You can ask: see procedure-result-arity
https://docs.racket-lang.org/reference/procedures.html
I think procedure-result-arity answers the question "how many
values could this procedure return?" and not "how many values
is the procedure expected to return in this context?".
Oh, I get it ... it's not that you "don't know" what's expected, it's
that you've got something that returns N values on some path and M
values on some other path, etc. and you can't predict which path will
be followed.
Yeah, that is a problem: e.g., I don't think procedure-result-arity
works for case-lambda where different invocations can return different
numbers of results.
In that case, better to return a container: a list, vector, hash, etc.

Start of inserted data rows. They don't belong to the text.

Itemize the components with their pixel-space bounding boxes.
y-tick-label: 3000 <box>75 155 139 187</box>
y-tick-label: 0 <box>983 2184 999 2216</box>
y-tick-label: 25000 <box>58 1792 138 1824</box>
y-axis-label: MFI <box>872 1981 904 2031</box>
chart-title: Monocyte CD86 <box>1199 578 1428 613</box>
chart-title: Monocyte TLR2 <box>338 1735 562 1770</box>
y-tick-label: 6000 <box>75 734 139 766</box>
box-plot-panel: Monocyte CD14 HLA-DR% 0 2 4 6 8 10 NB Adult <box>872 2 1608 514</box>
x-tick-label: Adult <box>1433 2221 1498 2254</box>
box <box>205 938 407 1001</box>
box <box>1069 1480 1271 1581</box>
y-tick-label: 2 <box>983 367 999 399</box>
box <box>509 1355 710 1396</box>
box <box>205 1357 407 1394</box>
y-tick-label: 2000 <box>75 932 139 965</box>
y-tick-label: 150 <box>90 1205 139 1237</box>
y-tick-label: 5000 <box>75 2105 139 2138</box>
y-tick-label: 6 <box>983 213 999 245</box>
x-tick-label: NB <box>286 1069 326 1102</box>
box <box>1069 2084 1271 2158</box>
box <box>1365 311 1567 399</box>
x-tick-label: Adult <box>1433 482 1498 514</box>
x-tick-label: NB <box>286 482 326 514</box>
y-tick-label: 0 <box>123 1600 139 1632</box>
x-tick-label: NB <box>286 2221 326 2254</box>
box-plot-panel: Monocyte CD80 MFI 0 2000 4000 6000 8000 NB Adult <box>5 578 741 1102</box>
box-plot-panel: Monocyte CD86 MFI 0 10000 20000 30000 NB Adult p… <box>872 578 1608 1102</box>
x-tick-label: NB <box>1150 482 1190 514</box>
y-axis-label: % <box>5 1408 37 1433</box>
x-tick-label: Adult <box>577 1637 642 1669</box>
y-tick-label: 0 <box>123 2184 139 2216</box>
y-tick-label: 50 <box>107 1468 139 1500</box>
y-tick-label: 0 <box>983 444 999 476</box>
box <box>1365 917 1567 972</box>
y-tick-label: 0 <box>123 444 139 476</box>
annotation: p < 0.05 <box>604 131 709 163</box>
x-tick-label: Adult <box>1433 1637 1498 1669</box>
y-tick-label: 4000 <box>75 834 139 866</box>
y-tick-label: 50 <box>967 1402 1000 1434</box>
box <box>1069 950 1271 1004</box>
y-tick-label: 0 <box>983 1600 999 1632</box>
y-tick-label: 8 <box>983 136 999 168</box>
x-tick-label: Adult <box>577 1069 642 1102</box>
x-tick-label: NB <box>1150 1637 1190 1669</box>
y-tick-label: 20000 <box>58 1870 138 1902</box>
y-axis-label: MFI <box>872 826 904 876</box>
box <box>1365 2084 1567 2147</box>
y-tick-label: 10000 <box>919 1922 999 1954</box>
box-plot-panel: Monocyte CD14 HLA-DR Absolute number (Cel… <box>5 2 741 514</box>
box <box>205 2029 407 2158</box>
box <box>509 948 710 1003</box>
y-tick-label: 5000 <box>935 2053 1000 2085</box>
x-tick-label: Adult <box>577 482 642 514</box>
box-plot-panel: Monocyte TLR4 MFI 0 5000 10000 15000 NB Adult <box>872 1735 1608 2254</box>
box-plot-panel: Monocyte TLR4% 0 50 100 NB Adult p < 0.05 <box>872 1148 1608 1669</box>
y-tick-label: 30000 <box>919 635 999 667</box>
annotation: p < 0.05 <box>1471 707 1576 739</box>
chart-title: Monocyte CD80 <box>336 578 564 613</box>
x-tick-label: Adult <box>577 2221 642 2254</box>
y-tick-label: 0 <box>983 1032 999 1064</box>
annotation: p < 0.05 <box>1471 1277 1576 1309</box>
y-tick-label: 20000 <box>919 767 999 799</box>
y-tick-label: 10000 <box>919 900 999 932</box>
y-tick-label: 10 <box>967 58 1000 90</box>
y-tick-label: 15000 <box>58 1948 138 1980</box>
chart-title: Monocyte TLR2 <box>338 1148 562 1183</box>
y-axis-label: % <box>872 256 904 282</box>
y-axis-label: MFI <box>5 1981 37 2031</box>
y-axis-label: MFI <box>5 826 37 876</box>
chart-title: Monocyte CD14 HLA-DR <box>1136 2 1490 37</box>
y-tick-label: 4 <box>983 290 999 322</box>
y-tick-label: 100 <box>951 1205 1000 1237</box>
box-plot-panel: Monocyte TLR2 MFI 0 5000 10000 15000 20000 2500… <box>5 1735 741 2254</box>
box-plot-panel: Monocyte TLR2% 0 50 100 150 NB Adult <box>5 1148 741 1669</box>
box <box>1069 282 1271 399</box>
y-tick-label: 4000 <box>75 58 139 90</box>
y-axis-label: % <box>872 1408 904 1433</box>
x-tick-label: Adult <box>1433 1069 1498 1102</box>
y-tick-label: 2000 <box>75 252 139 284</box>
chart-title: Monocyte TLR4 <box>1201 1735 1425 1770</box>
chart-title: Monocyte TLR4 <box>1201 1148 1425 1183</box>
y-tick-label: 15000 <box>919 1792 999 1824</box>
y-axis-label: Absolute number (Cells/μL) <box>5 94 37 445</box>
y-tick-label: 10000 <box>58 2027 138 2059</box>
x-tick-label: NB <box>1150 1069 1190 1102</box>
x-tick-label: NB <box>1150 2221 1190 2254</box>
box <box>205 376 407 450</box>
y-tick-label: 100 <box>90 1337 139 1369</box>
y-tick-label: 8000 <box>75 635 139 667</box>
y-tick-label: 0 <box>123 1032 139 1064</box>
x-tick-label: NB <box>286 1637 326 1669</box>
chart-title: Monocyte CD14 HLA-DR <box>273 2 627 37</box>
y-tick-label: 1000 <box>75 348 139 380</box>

rather than a bunch of individual values. Or, if the function is canned
[e..g, in a library] to put them into a container for your code to work
with.
> I have written a small proof-of-concept of an assignment operator :=
> that communicates to a function how many extra values it is expected
> to produce (and still works with standard functions).
>
> Are there alternative solutions that are better than the "use a
> keyword" approach?
You can use call-with-values which connects the function that
produces
with the one that consumes, but they have to agree on the number of
values being passed or it won't work.
My problem is that the producer still needs to be told how many values
to produce.
Sorry, I missed that - I thought you needed to know how many were
produced by something.
The only way to call attention - particularly compiler attention - to a
particular argument is to make it a keyword with no default value.
If your function has default behavior that the keyword(s) would only
modify, then you can make keyword(s) optional using default values or by
defining the function with make-keyword-procedure.